American basketball player

Julius Jenkins (born February 10, 1981) is an American former professional basketball player. He played college basketball at Georgia Southern University before playing professionally in Germany, Belgium and Montenegro.

==College career==
Jenkins played at Georgia Southern University for four seasons from 1999 to 2003. As a senior, he averaged 21.7 points, 4.9 rebounds, 3.4 assists, and 1.1 steals per game in 27 games while shooting .455 from the field, .418 from three-point range, and .718 from the free-throw line. He finished his collegiate career as Georgia Southern's all-time leading scorer, with 1,870 points. For his senior year performance, Jenkins earned All-Southern Conference honors from both the coaches and media, and was named to the SoCon All-Tournament Second Team. He later went undrafted in the 2003 NBA draft.

==Professional career==
He signed a contract extension with ALBA through the 2010–2011 season after being named the German League's MVP in 2008.

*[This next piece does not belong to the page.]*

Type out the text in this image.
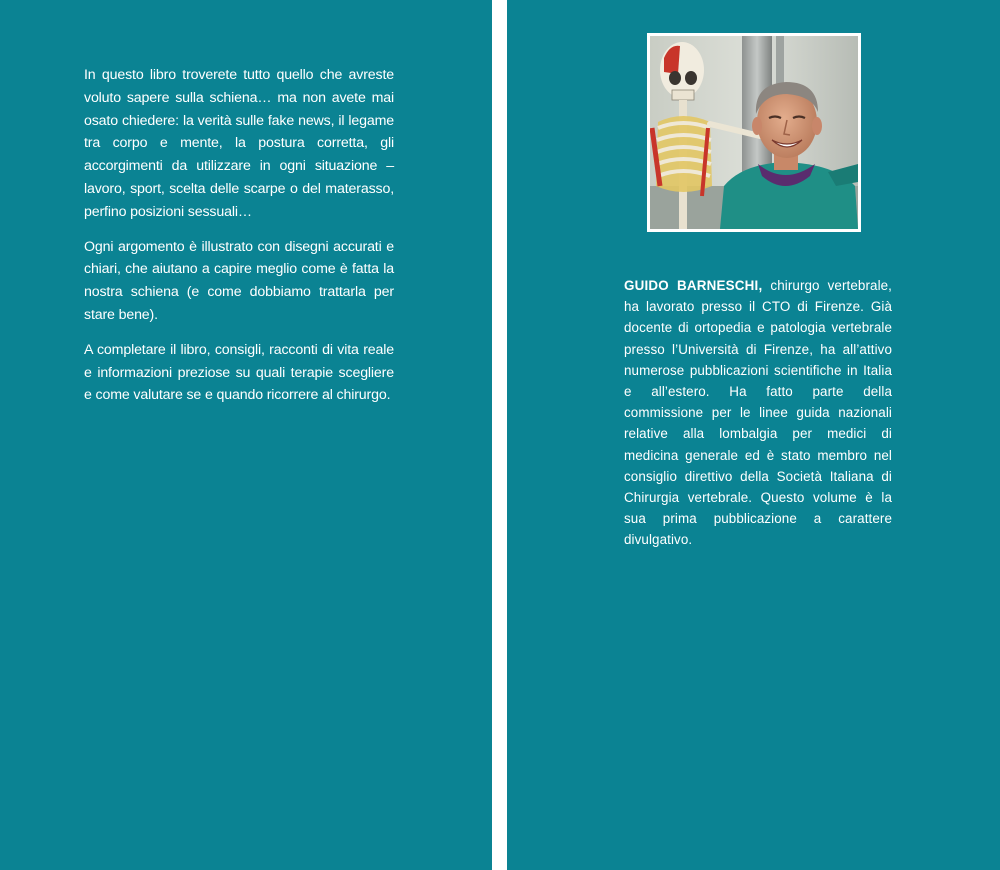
In questo libro troverete tutto quello che avreste voluto sapere sulla schiena… ma non avete mai osato chiedere: la verità sulle fake news, il legame tra corpo e mente, la postura corretta, gli accorgimenti da utilizzare in ogni situazione – lavoro, sport, scelta delle scarpe o del materasso, perfino posizioni sessuali…

Ogni argomento è illustrato con disegni accurati e chiari, che aiutano a capire meglio come è fatta la nostra schiena (e come dobbiamo trattarla per stare bene).

A completare il libro, consigli, racconti di vita reale e informazioni preziose su quali terapie scegliere e come valutare se e quando ricorrere al chirurgo.

GUIDO BARNESCHI, chirurgo vertebrale, ha lavorato presso il CTO di Firenze. Già docente di ortopedia e patologia vertebrale presso l’Università di Firenze, ha all’attivo numerose pubblicazioni scientifiche in Italia e all’estero. Ha fatto parte della commissione per le linee guida nazionali relative alla lombalgia per medici di medicina generale ed è stato membro nel consiglio direttivo della Società Italiana di Chirurgia vertebrale. Questo volume è la sua prima pubblicazione a carattere divulgativo.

Before joining ALBA Berlin, Jenkins played professionally for RCE Nürnberg, also in Germany, and Euphony Bree in Belgium.

In July 2011 he signed a two-year deal with Brose Baskets in Germany. After only one year in Bamberg the club decided to cut him.

In July 2012, he sign a two-year deal with the EWE Baskets Oldenburg in Germany. In July 2014, he re–signed with Oldenburg.

On December 19, 2015, he signed with the Montenegrin club Budućnost Podgorica for the rest of the season.

On August 23, 2016, he signed with German club Science City Jena. On March 6, 2017, he re-signed with Jena for one more season.